What the start-up hook is for

go-tool-base is built on cobra, the library most Go command-line tools are built on. In cobra, a command can carry a PersistentPreRunE: a function that runs before the command itself, and that, the name strongly implies, persists down to the command’s children. Think of it as the “before you do anything, get the tool ready” step.

go-tool-base uses exactly one of them, on the root command, to do all the unglamorous setup: load and merge configuration, set up logging, ask about telemetry the first time you run, wire up the telemetry collector, and check whether there’s a newer release to install. Everything the tool does afterwards leans on that having happened. By the time your actual command runs, props.Config is meant to be populated and the collector is meant to exist.

The reasonable assumption (the one I’d made, anyway) is that “persistent” means it cascades. Define it once at the root and every mytool foo bar three levels down gets it for free.

“Persistent” promises less than it says

Here is the catch, and it is a good one to file away if you ever build a command tree. cobra runs only the nearest PersistentPreRunE it finds, walking up from the command you actually invoked. If a subcommand defines its own, that one runs and the root’s does not. Not as well as. Instead of. There’s no warning and no error; the child’s hook simply wins, and the parent’s is passed over in silence.

So the moment any command below the root declared its own PersistentPreRunE, the entire start-up for that branch, the config, the logging, the telemetry, the update check, would just not happen. props.Config would be nil. The collector would be nil. The first you’d hear of it is a nil-pointer panic a long way from the cause, or, worse, no panic at all and a tool running happily unconfigured.

EnableTraverseRunHooks is cobra’s opt-in to the behaviour most people assume is already the default: run every PersistentPreRunE from the root down to the leaf, in order. I’d assumed it was the default. It is not, and I’d never turned it on.

A landmine nobody had stepped on

The saving grace was that nothing was actually broken yet. In go-tool-base’s own command tree, the root is the only command that defines a persistent pre-run, so “root to leaf” and “nearest only” happen to produce the identical result. The flag being off changed nothing I could observe.

The bug was latent. It was a trap laid for the first person to do something entirely reasonable: add a PersistentPreRunE to one of their own subcommands. go-tool-base is a framework other tools are built on, so that person was never going to be me. The instant a downstream author did the obvious thing, their config and telemetry would vanish for that branch of their tool and nothing would tell them why.

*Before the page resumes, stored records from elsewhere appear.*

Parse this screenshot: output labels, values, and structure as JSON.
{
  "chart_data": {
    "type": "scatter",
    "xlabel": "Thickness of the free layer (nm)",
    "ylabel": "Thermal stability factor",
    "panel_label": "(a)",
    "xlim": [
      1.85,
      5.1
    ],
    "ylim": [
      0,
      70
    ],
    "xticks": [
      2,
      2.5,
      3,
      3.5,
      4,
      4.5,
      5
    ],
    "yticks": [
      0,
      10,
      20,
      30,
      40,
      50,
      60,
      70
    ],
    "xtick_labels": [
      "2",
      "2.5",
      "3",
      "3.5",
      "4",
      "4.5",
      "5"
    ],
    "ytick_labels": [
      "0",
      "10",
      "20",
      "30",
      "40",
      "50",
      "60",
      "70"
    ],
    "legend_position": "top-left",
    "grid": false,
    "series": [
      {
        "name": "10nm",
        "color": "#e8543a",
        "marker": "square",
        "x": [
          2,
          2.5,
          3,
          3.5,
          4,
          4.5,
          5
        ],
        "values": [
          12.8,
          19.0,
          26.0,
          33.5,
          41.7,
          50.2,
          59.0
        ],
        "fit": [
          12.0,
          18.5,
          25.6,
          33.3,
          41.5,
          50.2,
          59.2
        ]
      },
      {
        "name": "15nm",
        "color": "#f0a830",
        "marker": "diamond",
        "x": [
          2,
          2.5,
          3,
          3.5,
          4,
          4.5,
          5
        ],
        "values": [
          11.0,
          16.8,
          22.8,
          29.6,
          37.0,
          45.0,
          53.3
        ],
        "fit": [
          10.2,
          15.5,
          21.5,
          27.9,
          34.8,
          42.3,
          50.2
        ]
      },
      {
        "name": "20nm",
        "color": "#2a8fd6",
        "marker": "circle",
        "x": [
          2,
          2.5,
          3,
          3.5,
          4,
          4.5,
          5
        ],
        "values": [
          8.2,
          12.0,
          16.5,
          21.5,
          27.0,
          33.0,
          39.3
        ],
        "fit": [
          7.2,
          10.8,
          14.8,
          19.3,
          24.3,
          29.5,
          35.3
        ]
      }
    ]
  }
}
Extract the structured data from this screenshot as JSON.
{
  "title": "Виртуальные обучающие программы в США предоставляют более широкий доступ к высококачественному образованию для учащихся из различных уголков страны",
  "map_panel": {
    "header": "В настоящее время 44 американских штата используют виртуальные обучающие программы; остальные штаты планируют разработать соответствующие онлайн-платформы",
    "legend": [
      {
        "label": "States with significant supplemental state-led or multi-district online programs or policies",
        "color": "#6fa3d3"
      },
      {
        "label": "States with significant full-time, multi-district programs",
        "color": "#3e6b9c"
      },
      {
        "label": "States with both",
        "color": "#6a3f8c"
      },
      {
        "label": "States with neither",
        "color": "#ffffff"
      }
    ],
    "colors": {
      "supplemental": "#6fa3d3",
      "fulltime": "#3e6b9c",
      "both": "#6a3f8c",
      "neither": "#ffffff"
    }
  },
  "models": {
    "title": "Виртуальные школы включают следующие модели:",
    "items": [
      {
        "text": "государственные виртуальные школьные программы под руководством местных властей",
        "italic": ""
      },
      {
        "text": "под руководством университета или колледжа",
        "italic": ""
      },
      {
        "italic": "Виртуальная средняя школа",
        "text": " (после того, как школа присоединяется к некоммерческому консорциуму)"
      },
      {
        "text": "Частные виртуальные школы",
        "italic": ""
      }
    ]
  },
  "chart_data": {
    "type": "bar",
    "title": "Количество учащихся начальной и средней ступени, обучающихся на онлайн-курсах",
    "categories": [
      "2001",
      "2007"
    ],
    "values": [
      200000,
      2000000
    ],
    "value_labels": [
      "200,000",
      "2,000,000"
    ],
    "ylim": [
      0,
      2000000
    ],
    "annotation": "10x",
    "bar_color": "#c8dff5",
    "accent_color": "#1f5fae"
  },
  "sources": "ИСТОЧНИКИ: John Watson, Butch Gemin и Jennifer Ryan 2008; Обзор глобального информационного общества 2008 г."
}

That is the kind of bug I least like shipping. It compiled. It passed the tests. It would have demoed perfectly. And it sat there waiting to hand a stranger a debugging session with no breadcrumbs, for the crime of using a standard cobra feature the obvious way.

One line, and a note for whoever’s next

The fix is the line I was so sure already existed (root.go):

// Run every parent PersistentPreRunE from root to leaf rather than only the
// closest one. Without this, a downstream subcommand that defines its own
// PersistentPreRunE silently shadows the root bootstrap (config load,
// telemetry, update check) for that subtree. With it set, the framework
// bootstrap always runs first and a child hook runs after it.
cobra.EnableTraverseRunHooks = true

With it set, cobra runs the root start-up first and then the child’s hook, in order, so a downstream command adds to the setup instead of replacing it.

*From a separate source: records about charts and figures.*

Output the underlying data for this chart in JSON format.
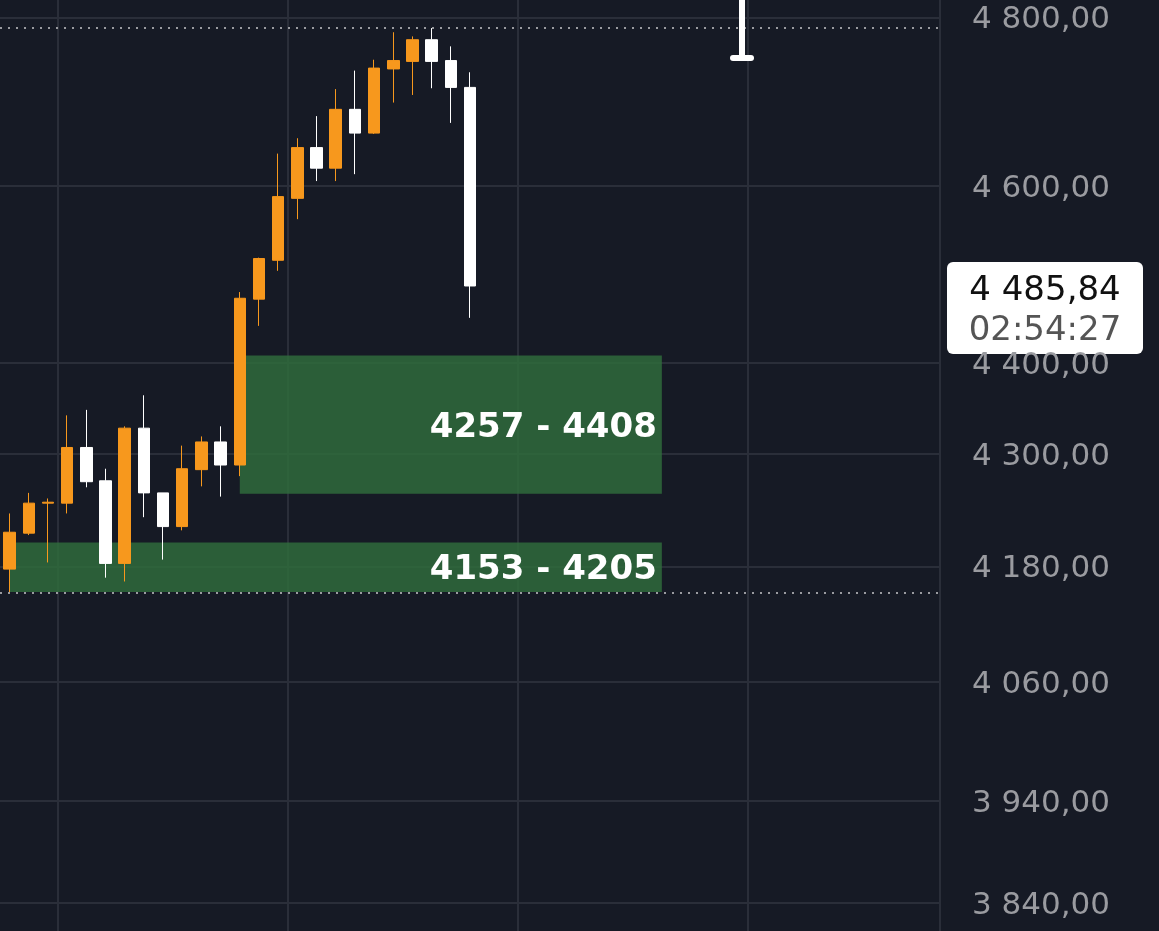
{
  "chart_data": {
    "type": "candlestick",
    "categories": [
      null,
      null,
      null,
      null,
      null,
      null,
      null,
      null,
      null,
      null,
      null,
      null,
      null,
      null,
      null,
      null,
      null,
      null,
      null,
      null,
      null,
      null,
      null,
      null,
      null,
      null,
      null,
      null,
      null,
      null,
      null,
      null,
      null,
      null,
      null,
      null,
      null,
      null,
      null,
      null,
      null,
      null,
      null,
      null,
      null,
      null,
      null,
      null,
      null
    ],
    "ohlc": [
      [
        4177,
        4236,
        4152,
        4216
      ],
      [
        4215,
        4258,
        4213,
        4247
      ],
      [
        4247,
        4252,
        4184,
        4248
      ],
      [
        4247,
        4342,
        4236,
        4307
      ],
      [
        4307,
        4348,
        4264,
        4270
      ],
      [
        4271,
        4284,
        4168,
        4183
      ],
      [
        4183,
        4330,
        4164,
        4328
      ],
      [
        4328,
        4364,
        4232,
        4258
      ],
      [
        4258,
        4258,
        4187,
        4222
      ],
      [
        4222,
        4309,
        4218,
        4284
      ],
      [
        4283,
        4319,
        4265,
        4313
      ],
      [
        4313,
        4330,
        4254,
        4288
      ],
      [
        4288,
        4479,
        4276,
        4472
      ],
      [
        4471,
        4518,
        4441,
        4517
      ],
      [
        4515,
        4638,
        4503,
        4588
      ],
      [
        4586,
        4656,
        4562,
        4645
      ],
      [
        4645,
        4682,
        4606,
        4621
      ],
      [
        4621,
        4714,
        4606,
        4690
      ],
      [
        4690,
        4736,
        4614,
        4662
      ],
      [
        4662,
        4749,
        4661,
        4739
      ],
      [
        4738,
        4782,
        4698,
        4748
      ],
      [
        4747,
        4777,
        4707,
        4773
      ],
      [
        4773,
        4787,
        4715,
        4747
      ],
      [
        4748,
        4765,
        4674,
        4716
      ],
      [
        4716,
        4734,
        4450,
        4485.84
      ],
      null,
      null,
      null,
      null,
      null,
      null,
      null,
      null,
      null,
      null,
      null,
      null,
      null,
      null,
      null,
      null,
      null,
      null,
      null,
      null,
      null,
      null,
      null,
      null
    ],
    "colors": [
      "#f7981d",
      "#f7981d",
      "#f7981d",
      "#f7981d",
      "#ffffff",
      "#ffffff",
      "#f7981d",
      "#ffffff",
      "#ffffff",
      "#f7981d",
      "#f7981d",
      "#ffffff",
      "#f7981d",
      "#f7981d",
      "#f7981d",
      "#f7981d",
      "#ffffff",
      "#f7981d",
      "#ffffff",
      "#f7981d",
      "#f7981d",
      "#f7981d",
      "#ffffff",
      "#ffffff",
      "#ffffff",
      null,
      null,
      null,
      null,
      null,
      null,
      null,
      null,
      null,
      null,
      null,
      null,
      null,
      null,
      null,
      null,
      null,
      null,
      null,
      null,
      null,
      null,
      null,
      null
    ],
    "log": true,
    "ylim": [
      3813,
      4821
    ],
    "yticks": [
      {
        "value": 3840,
        "label": "3 840,00"
      },
      {
        "value": 3940,
        "label": "3 940,00"
      },
      {
        "value": 4060,
        "label": "4 060,00"
      },
      {
        "value": 4180,
        "label": "4 180,00"
      },
      {
        "value": 4300,
        "label": "4 300,00"
      },
      {
        "value": 4400,
        "label": "4 400,00"
      },
      {
        "value": 4600,
        "label": "4 600,00"
      },
      {
        "value": 4800,
        "label": "4 800,00"
      }
    ],
    "tick_labels": "y",
    "grid": true,
    "bands": [
      {
        "axis": "y",
        "from": 4257,
        "to": 4408,
        "label": "4257 - 4408",
        "color": "#2f6b3c"
      },
      {
        "axis": "y",
        "from": 4153,
        "to": 4205,
        "label": "4153 - 4205",
        "color": "#2f6b3c"
      }
    ],
    "ref_lines": [
      {
        "axis": "y",
        "value": 4787,
        "line_style": "dotted",
        "color": "#9a9ba0"
      },
      {
        "axis": "y",
        "value": 4152,
        "line_style": "dotted",
        "color": "#9a9ba0"
      }
    ],
    "annotations": [
      "4 485,84",
      "02:54:27"
    ]
  }
}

I didn’t want to stop there, because the next author to add a child hook still deserves to understand the ordering. So the change also drops a one-time debug line if it spots any command in the tree carrying its own PersistentPreRunE (the same file), saying out loud what’s going on:

l.Debug("a downstream command defines its own PersistentPreRunE; " +
	"it runs AFTER the framework bootstrap (config load, telemetry, update check), not instead of it")

And, belt and braces, the collector now defaults to a no-op so the few paths that do legitimately return early, like init and help, still satisfy the “always non-nil” promise the rest of the code relies on. The whole thing shipped with a pair of regression tests that assert the bootstrap really does run when a child hook is present, and that it runs first. It’s all written up in a short spec and landed in one commit.

Trust, but grep

There are two things worth taking away. The cobra one is portable: if you rely on PersistentPreRunE cascading down a command tree, set EnableTraverseRunHooks, because “persistent” means less than it sounds and the nearest hook wins by default.

The other is the one I keep having to relearn. The settings I’m most certain about are the ones I never check, precisely because the certainty is what stops me looking. Somewhere along the line I’d promoted “I meant to” straight to “I did”, with nothing in between… and then defended it out loud before I’d even gone to look. A review agent is good at exactly that blind spot: it has no memory of intending to do something, only the code in front of it. The best thing the audit turned up wasn’t a clever bug. It was a flag that was never there. Leaving the campsite better than you found it has to include the traps nobody’s stepped on yet.